Michel Marc Bouchard’s Lilies (1987) is a post-modernist fantasy on the repression, and the incitement, of homoerotic desire in the Church-dominated culture of early-twentieth-century Quebec. It’s as scathing in its denunciation of the former as it is celebratory of the latter. The play’s social rage is inseparable from its portrayal of a deeply queer longing for a theatrically expressed transcendence–a rage and a longing brilliantly translated into cinematic idiom in John Greyson’s sumptuous adaptation of 1996.

American photographer John Dugdale’s lyrically nostalgic cyanotype photographs synthesize the technical processes and aesthetic values of Victorian art photography with a pervasive homoeroticism. The strong thread of Christian devotion that runs through Dugdale’s work is at once camp and utterly sincere in its integration of the photographer’s own life experience as a long-term PLWA pursuing his art despite an almost total loss of vision.

The late, deeply gifted Toronto photographer Oscar Wolfman’s oeuvre bears comparison to Dugdale’s in its queer appropriation of a mainstream religious tradition and iconography and of a canonical moment in art history. His lush evocations of Italian mannerist painting are laid at the service of an adamantly queer appropriation of Torah and rabbinic scholarship.
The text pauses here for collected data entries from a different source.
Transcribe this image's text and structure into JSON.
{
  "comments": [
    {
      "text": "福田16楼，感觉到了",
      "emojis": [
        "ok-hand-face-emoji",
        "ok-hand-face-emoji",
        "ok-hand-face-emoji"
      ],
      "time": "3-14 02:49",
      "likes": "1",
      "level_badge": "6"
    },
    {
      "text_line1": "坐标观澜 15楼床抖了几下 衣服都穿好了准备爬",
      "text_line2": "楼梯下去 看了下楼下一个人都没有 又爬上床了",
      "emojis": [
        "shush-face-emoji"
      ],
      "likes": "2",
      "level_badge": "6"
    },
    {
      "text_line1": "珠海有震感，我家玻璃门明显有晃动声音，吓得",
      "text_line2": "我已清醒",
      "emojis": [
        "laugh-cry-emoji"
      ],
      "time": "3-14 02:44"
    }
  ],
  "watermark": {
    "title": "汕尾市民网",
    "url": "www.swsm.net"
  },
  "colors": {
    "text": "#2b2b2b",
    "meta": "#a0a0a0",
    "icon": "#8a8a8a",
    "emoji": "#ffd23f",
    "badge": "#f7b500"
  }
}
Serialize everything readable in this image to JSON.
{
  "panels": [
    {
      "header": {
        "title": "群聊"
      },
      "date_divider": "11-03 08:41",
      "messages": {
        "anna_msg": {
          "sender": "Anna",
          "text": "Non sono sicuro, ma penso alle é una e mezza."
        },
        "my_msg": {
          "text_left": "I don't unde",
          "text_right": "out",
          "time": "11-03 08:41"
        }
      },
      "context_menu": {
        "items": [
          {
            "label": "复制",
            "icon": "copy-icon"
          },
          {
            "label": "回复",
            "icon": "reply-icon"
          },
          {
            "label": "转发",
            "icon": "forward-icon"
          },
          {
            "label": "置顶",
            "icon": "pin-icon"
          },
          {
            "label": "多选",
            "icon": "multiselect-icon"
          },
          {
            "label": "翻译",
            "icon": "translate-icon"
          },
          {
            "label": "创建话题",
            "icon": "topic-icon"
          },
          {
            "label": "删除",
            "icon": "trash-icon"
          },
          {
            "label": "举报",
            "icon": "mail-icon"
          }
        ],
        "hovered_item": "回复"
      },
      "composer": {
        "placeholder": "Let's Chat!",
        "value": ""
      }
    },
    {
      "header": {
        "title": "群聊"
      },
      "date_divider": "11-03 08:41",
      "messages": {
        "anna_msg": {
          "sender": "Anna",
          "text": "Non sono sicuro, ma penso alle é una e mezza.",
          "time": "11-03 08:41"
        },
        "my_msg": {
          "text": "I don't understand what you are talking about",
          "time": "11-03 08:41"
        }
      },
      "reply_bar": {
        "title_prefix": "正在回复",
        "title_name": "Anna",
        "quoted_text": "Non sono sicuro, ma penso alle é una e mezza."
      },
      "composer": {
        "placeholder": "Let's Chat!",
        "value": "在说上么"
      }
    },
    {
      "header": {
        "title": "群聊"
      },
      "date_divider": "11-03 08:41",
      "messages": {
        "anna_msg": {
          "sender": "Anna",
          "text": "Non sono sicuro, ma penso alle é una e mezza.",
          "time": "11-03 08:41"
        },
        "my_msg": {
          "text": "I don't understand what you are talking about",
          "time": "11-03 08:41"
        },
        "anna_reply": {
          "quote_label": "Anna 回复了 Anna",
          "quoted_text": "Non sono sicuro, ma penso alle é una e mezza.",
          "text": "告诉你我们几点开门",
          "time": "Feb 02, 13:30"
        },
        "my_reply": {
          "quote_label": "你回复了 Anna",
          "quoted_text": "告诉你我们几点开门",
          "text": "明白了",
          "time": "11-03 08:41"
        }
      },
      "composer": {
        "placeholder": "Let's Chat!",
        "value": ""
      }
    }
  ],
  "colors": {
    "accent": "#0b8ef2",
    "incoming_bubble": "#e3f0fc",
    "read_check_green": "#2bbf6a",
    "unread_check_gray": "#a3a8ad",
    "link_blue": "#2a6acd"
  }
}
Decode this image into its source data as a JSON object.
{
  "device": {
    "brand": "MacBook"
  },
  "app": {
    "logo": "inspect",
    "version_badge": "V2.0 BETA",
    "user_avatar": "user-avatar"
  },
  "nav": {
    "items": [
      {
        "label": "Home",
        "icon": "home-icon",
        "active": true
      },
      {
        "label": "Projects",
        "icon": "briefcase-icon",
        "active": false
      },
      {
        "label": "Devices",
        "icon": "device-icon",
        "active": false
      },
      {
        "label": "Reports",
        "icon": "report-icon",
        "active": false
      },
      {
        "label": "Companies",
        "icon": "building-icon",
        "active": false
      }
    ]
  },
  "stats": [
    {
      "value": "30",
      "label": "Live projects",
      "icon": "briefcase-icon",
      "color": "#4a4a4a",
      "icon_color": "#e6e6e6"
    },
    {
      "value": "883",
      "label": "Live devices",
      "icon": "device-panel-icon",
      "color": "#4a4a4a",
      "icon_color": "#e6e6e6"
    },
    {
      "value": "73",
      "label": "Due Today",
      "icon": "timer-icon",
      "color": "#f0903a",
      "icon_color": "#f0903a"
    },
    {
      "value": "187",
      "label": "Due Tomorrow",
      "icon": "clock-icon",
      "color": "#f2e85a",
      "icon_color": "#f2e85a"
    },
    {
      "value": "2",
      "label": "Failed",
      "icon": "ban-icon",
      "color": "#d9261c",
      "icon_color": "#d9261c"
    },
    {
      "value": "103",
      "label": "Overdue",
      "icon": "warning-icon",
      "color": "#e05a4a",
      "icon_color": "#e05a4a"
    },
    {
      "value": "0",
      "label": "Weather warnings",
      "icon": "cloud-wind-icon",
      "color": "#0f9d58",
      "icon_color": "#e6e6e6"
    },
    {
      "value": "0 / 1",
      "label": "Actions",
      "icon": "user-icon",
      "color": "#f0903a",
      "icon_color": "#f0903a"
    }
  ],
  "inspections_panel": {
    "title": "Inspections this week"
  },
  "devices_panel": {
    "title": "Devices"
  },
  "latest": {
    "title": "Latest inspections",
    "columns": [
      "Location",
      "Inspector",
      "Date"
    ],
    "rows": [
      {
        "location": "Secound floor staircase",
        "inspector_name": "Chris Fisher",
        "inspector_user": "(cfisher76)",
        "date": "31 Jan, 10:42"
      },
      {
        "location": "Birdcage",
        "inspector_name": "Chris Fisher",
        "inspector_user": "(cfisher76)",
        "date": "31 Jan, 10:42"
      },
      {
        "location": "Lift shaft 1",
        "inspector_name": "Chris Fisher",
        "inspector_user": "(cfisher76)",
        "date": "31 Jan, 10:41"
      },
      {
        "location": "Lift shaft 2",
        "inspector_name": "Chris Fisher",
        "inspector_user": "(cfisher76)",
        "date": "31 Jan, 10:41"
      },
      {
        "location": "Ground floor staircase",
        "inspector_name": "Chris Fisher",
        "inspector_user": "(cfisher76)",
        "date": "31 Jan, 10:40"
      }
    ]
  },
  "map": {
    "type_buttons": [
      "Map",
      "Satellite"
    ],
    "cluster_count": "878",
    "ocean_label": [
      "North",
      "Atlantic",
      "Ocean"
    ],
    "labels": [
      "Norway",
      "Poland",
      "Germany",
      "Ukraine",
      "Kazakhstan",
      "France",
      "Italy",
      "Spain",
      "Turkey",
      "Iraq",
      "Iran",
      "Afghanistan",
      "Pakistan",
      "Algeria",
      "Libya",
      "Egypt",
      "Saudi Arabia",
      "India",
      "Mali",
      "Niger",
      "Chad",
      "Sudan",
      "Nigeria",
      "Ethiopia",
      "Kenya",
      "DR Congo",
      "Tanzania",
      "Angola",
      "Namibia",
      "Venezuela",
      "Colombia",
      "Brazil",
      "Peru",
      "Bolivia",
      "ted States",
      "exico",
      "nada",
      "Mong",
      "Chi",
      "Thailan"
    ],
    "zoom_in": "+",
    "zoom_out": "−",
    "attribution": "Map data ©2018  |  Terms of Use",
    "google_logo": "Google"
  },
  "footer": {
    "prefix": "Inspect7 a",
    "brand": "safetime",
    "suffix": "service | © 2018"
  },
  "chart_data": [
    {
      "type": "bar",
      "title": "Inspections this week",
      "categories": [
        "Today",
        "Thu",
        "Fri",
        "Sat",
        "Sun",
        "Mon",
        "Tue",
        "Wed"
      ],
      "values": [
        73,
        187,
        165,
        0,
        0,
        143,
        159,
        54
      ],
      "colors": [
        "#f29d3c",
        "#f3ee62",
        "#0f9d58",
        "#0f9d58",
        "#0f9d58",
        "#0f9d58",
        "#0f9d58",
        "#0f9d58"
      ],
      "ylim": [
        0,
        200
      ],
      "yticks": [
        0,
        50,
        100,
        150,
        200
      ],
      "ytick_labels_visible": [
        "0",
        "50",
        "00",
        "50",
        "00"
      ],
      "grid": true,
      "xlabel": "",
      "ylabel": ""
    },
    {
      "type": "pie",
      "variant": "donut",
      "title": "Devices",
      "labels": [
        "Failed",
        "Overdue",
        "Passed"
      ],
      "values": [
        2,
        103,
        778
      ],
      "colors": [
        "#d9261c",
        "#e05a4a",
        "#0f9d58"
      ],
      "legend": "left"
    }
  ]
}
These and other expressions of queer men’s spirituality fall between the cracks: too gay for a mainstream religious audience, often too religious for a more general queer audience, they stand poised in a liminal zone, laying forceful claim to discourses of interior life too often surrendered without contest to forces of homophobic oppression–and in the process unlocking their liberatory potential for social and cultural engagement.